Tell us a bit about your publishing program.

Minitex is a multi-type consortium serving libraries primarily in Minnesota (MN), but also the Dakotas. We launched our publishing efforts in the summer of 2017 as a two-part system: 1) Minnesota Libraries Publishing Project (academic) and 2) MN Writes MN Reads (public). We designed the project to meet the specific needs of academic and public libraries, and then take advantage of the areas of overlap between the two.

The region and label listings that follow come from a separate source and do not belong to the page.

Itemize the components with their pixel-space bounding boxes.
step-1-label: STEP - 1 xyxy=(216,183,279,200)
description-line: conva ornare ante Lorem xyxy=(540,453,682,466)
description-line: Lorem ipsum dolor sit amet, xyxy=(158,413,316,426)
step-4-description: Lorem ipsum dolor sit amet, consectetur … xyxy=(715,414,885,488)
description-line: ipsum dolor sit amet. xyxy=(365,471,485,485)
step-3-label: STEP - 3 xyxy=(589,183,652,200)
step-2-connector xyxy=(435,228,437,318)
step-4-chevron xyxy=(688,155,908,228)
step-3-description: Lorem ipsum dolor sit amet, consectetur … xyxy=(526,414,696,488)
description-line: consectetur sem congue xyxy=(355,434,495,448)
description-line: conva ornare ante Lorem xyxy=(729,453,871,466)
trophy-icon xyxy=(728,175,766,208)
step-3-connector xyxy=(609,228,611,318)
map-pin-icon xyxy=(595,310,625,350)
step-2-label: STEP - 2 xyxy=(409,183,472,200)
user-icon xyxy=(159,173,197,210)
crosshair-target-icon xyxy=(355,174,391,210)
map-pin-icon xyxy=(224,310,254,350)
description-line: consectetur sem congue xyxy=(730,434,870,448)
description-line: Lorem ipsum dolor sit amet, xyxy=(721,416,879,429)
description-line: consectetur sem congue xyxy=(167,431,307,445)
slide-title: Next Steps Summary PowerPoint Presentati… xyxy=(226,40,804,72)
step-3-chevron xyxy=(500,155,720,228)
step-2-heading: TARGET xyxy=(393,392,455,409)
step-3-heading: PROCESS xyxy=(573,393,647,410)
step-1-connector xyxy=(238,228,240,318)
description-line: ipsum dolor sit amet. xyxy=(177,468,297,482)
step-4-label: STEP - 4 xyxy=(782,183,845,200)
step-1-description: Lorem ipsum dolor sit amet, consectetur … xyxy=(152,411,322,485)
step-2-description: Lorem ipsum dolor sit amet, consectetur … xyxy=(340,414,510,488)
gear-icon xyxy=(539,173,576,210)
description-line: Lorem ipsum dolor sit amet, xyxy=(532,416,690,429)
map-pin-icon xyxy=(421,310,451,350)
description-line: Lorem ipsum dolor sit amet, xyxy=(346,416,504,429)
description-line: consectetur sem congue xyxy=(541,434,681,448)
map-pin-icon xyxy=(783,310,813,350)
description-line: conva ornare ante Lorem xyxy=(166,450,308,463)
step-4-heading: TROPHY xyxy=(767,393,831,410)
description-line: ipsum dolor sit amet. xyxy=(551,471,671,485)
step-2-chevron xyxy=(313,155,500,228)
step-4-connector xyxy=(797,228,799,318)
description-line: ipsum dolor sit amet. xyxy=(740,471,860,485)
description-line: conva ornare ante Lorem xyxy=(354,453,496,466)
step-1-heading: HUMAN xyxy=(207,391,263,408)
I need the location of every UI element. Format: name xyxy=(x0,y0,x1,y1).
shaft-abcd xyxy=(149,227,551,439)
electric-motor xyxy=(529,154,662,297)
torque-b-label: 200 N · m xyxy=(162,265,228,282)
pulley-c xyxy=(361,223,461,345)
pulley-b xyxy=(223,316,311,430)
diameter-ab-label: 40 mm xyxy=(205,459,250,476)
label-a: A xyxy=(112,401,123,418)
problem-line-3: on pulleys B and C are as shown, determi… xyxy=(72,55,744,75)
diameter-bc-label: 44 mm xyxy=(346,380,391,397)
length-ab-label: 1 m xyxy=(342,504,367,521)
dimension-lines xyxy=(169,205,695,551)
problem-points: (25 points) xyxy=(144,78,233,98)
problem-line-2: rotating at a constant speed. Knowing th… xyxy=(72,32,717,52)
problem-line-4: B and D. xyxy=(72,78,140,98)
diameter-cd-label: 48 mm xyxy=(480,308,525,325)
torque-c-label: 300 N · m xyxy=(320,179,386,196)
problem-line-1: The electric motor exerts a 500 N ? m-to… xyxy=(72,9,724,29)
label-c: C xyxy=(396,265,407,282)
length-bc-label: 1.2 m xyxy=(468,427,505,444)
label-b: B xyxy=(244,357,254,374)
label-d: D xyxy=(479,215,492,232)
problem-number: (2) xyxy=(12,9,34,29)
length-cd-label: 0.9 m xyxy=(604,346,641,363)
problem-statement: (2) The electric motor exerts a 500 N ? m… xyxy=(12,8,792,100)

The Minnesota Libraries Publishing Project (MLPP) provides a statewide instance of Pressbooks, an online publishing tool, as well as information sharing, training, and jointly-developed promotional materials for library staff. Our statewide version of Pressbooks is geo-authenticated, easy-to-access (e.g., does not require library ID), and is free of watermarks or any hidden costs. Our MLPP version of Pressbooks is being used by public, school, and academic libraries, and has seen a meteoric rise in use with 350 active authors in the nine months since we launched. We use Bibliolabs as our hosting vendor, and costs are shared by 20 academic libraries and Minitex.

MLPP also hosts a robust Community of Interest with over 30 academic libraries participating. Activities include frequent phone calls, workshop and conference programming, sharing of promotion and training materials, and peer advising to solve problems and help inform each library’s publishing practices. Academic librarians tell us that the ability to find and network with nearby peers has been one of the major advantages of MLPP.

Photo grig with staff photos and quote from text

The second linked project, MN Writes MN Reads, is funded by Minnesota’s 12 regional public library systems. This project uses Library Journal/Bibliolabs’ SELF-e system to onboard, build metadata, and circulate ebooks written by Minnesota authors.  Bibliolabs created a direct link so that any book created in Pressbooks can be automatically uploaded into the Minnesota SELF-e author collection, called Indie Minnesota. Minnesota’s public libraries are making Indie Minnesota available on their websites and through their catalogs. The public library community has just launched a statewide self-published author contest to promote the system.